I can’t think of the last time I was truly comfortable at church. I’m not comfortable speaking in church (which I have to do from the pulpit about once a year). I’m not comfortable teaching teenagers (with their dead eyes and cell phone addiction). It’s not comfortable paying 10% tithing. It’s not comfortable fasting every first Sunday of the month. It’s not comfortable changing and growing. There’s little about the gospel that I find comfortable. But I love it. I love learning and growing and stretching myself. I love trying to be a better person. I believe in and love God and I know He reciprocates.
I don’t do it for the comfort because frankly comfort is not there. I do it because I believe it to be right and true. I do it because there is peace to be found in keeping the commandments (peace, not comfort).

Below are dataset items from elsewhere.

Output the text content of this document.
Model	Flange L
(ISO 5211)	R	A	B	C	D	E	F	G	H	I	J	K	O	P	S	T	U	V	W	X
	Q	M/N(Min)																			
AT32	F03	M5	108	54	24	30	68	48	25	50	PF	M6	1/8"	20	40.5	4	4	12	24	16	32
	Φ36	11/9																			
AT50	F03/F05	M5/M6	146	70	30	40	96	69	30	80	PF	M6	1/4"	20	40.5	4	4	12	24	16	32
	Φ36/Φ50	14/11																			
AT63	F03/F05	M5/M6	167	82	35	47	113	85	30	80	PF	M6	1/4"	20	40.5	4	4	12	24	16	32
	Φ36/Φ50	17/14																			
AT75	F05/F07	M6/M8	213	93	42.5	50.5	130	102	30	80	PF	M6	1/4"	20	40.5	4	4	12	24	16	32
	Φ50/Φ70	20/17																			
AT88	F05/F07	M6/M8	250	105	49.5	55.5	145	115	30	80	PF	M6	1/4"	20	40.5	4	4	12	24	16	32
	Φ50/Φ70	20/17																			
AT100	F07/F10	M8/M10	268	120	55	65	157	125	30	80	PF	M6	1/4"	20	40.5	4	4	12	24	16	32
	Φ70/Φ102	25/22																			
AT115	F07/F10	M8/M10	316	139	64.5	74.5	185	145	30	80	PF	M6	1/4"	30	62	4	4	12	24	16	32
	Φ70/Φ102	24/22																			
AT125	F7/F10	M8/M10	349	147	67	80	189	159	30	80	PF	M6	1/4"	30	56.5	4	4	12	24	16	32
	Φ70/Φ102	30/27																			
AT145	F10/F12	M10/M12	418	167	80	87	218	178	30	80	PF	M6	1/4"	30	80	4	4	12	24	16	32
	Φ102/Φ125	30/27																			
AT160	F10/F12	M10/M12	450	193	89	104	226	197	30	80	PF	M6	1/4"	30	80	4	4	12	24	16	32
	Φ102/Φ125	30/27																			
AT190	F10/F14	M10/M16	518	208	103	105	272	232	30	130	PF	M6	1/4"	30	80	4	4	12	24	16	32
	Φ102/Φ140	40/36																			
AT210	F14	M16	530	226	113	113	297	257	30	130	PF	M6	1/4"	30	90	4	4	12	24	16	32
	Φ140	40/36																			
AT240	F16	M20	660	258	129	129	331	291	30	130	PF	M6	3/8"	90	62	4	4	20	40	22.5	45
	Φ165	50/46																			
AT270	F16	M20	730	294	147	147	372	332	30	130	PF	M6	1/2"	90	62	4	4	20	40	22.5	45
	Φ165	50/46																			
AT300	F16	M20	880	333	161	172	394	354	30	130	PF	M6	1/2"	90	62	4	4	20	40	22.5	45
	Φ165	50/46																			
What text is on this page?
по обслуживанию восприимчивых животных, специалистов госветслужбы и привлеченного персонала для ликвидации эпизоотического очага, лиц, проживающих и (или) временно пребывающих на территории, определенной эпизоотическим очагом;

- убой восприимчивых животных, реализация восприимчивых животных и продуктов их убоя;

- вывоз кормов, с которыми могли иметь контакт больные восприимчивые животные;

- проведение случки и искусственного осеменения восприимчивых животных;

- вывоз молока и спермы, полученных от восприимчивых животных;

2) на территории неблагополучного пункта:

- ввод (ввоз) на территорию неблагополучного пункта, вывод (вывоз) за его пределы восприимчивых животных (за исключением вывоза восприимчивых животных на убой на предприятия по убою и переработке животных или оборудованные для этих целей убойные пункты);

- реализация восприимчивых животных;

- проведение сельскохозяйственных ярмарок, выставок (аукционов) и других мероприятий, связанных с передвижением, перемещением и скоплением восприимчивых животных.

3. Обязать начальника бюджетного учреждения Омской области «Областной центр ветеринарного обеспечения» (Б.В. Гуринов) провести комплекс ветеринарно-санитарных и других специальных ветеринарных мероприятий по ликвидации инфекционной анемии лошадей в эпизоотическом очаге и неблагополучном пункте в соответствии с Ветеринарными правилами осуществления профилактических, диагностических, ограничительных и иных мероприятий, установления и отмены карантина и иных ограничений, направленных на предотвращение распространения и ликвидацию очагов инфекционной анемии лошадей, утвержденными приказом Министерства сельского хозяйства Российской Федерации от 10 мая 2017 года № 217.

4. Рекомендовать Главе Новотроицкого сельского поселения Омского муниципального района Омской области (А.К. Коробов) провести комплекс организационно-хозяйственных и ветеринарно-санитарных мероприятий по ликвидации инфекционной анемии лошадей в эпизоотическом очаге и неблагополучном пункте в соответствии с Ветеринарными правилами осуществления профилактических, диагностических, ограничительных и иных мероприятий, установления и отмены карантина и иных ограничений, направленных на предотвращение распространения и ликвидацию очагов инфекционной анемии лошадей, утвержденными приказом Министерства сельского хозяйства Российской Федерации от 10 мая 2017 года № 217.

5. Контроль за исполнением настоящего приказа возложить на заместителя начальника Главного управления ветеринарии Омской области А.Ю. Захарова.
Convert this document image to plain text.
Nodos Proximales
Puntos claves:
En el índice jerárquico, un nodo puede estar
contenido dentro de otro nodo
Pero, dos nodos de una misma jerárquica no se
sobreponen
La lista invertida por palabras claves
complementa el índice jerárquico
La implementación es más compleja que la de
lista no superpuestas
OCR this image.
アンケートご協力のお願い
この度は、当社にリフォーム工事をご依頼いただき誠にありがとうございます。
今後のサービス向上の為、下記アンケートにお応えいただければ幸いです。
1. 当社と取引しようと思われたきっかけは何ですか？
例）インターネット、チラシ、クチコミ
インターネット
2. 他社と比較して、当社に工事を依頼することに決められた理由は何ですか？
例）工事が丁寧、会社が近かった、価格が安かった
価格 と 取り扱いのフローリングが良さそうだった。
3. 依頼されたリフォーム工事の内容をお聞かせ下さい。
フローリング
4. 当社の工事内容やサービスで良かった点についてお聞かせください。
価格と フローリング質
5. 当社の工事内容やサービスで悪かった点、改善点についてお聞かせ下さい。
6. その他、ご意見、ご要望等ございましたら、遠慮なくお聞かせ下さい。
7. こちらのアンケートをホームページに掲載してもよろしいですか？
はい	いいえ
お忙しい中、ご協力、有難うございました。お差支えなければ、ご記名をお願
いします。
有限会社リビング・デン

I live the life because it is the best life I can live. I don’t have to worry about so many different things because I chose early on in life not to do other things (if that makes sense). I live it because I believe it. Because I believe there is more than this life, that we are meant for more and that this life is about being tried and tested. Learning and growing. Stretching and reaching to be more like Christ. I do all the hard things because I believe they will lead me to becoming the person God knows I can become, the person he knows I have the potential to become. I have grown so much throughout my life because of my religion. I have had successes in college and in my career because of things I learned at church starting from a young age.
If you are religious, great, are you living it? Do you love the people at church as well as the ones who have decided to leave for whatever reason? If you are not religious, great, do what you know to be best for you to live the best life possible. But please, everyone, stop thinking that religion is about comfort because if you do that, you will never truly enjoy what it has to offer. You will be offended by something someone says to you and leave. You will think what you are asked to do is too hard and you will leave. You will so easily find excuses to not stay because you will be uncomfortable so often. To change and to grow involves getting out of your comfort zone. Religion is supposed to change us. Religion is active. In the words of Jimmy Doogan, “It’s supposed to be hard. The hard…is what makes it great.”
And yes, I just quoted a movie. I’m packing up my soapbox (for now).